—Dove vuoi.
LE MEMORIE
DEL PRINCIPE DI METTERNICH
È inutile. Semel abbas, semper abbas, e chi fu diplomatico una volta, conserva sempre il pelo e il vizio del diplomatico. Non è giusto quindi domandare a quel principe di Metternich che diresse la cancelleria austriaca dal 1809 al 1848 e che fu uno dei più perfetti tipi del diplomatico astuto ed impenetrabile, la franchezza intera ed indifferente che G. C. Rousseau usò nelle sue Confessioni. Il furbissimo principe non dice anche in queste sue Memorie d’oltretomba altro che quello che vuol dire e che importa far sapere a maggior gloria dell’imperatore Francesco I e della sua cancelleria. Egli serve fedelmente Sua Maestà Imperiale e Reale anche vent’anni dopo la morte.
Che freddo in queste Memorie! Tutto vi è misurato, calcolato come in un documento ufficiale. Mai una nota d’affetto o di passione, mai nemmeno la sublime follia dell’amor di patria! L’intonazione la dà lo stesso imperatore.
Dopo le vittorie del 1814 egli vuol ringraziare con una lettera autografa il maresciallo di Schwarzenberg, ed al Metternich, che redige la minuta, sfugge due volte la parola patria. Sua Maestà colla sua imperial mano cancella due volte la sacrilega parola e sostituisce una volta i miei popoli, l’altra il mio Impero. I luoghi comuni delle paterne viscere e del paterno affetto sono buoni pei proclami, in cui si chiede qualche cosa, sangue o danaro; ma nel segreto del gabinetto imperiale sarebbe ridicolo ricordarli. Sua Maestà il 17 gennaio 1811 scrive al ministro: «Se per evitare mali maggiori bisognasse venire al cambio della Galizia, si cercherebbe di fare in modo che almeno il cambio avesse luogo senza che la mia Monarchia ci perdesse. Per questo voi avrete cura d’informarvi esattamente, ma in modo discreto, sul valore di questa provincia e di quella che ci tornerebbe conto ottenere in ricambio» Proprio così!
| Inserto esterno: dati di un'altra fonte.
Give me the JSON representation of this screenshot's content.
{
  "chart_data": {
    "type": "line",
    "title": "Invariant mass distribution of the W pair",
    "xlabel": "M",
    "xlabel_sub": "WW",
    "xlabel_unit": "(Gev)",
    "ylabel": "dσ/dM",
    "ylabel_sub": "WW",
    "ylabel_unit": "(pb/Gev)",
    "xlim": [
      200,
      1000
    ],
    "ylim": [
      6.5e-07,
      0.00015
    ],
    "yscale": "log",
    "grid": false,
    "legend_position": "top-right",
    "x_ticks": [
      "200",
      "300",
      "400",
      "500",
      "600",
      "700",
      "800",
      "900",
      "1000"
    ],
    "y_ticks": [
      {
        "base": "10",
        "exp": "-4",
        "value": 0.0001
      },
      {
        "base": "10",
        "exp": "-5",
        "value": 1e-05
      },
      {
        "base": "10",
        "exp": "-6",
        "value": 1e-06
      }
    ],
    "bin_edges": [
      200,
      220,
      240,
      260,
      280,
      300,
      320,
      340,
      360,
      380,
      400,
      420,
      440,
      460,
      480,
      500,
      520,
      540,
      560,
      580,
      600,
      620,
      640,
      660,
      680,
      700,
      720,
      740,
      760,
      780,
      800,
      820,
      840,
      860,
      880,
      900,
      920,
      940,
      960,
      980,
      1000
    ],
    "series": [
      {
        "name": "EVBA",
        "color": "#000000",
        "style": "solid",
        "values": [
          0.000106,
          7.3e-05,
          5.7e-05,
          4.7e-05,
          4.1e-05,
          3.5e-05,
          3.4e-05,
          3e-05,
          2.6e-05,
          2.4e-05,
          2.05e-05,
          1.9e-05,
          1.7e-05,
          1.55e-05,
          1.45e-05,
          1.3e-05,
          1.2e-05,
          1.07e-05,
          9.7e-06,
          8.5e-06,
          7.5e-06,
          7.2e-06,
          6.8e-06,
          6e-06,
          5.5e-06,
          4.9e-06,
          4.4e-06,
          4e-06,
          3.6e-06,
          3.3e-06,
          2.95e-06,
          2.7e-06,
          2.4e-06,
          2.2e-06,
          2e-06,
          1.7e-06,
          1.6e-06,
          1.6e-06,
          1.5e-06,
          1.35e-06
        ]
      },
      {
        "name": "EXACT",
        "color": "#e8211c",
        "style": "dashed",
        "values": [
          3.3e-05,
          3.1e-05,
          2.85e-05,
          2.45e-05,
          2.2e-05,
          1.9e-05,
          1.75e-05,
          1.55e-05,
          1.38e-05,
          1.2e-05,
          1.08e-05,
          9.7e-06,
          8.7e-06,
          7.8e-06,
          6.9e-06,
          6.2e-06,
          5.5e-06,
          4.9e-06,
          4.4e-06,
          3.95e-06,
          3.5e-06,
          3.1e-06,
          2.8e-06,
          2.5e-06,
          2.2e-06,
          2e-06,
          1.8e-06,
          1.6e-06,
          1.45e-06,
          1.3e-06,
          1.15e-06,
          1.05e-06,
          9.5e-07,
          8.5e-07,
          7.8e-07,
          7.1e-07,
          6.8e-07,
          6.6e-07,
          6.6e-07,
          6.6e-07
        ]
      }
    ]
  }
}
Le paterne viscere amano i popoli in ragione di quello che valgono, tanto per cento. I popoli! Tutta retorica, e, se la lingua tedesca lo avesse permesso, probabilmente il monarca e il cancelliere avrebbero scritto a modo di scherno questa maledetta parola con tre p, come i conservatori italiani che vogliono essere spiritosi.
Il cancelliere visse in un mondo che non è il nostro, nè pel tempo, nè pei sentimenti. Aggiungasi che fino dal suo ingresso nella diplomazia si chiuse in quell’ambiente artificiale, freddo e sordo alle voci del di fuori, dove i negoziatori e i ministri delle monarchie, più o meno assolute, filano i loro ragnateli. Nelle novecento pagine dei due primi volumi si parla di Austerlitz, di Jena, di Wagram, della ritirata di Russia, di Dresda, di Waterloo, si parla di carestie, di epidemie, di mille disastri, ma se ne parla sempre dal punto di vista dell’interesse del sovrano. Non sapete mai se qualcuno morì in quelle battaglie, se qualcuno soffrì di quei flagelli. Che importano al sovrano e al cancelliere le sofferenze dei popoli? Che importa loro se c’è chi piange e chi muore? Si salvi, si accresca, si consolidi il dominio; a spese di chi, non importa. Se il popolo non ha pane, mangi pasticcini.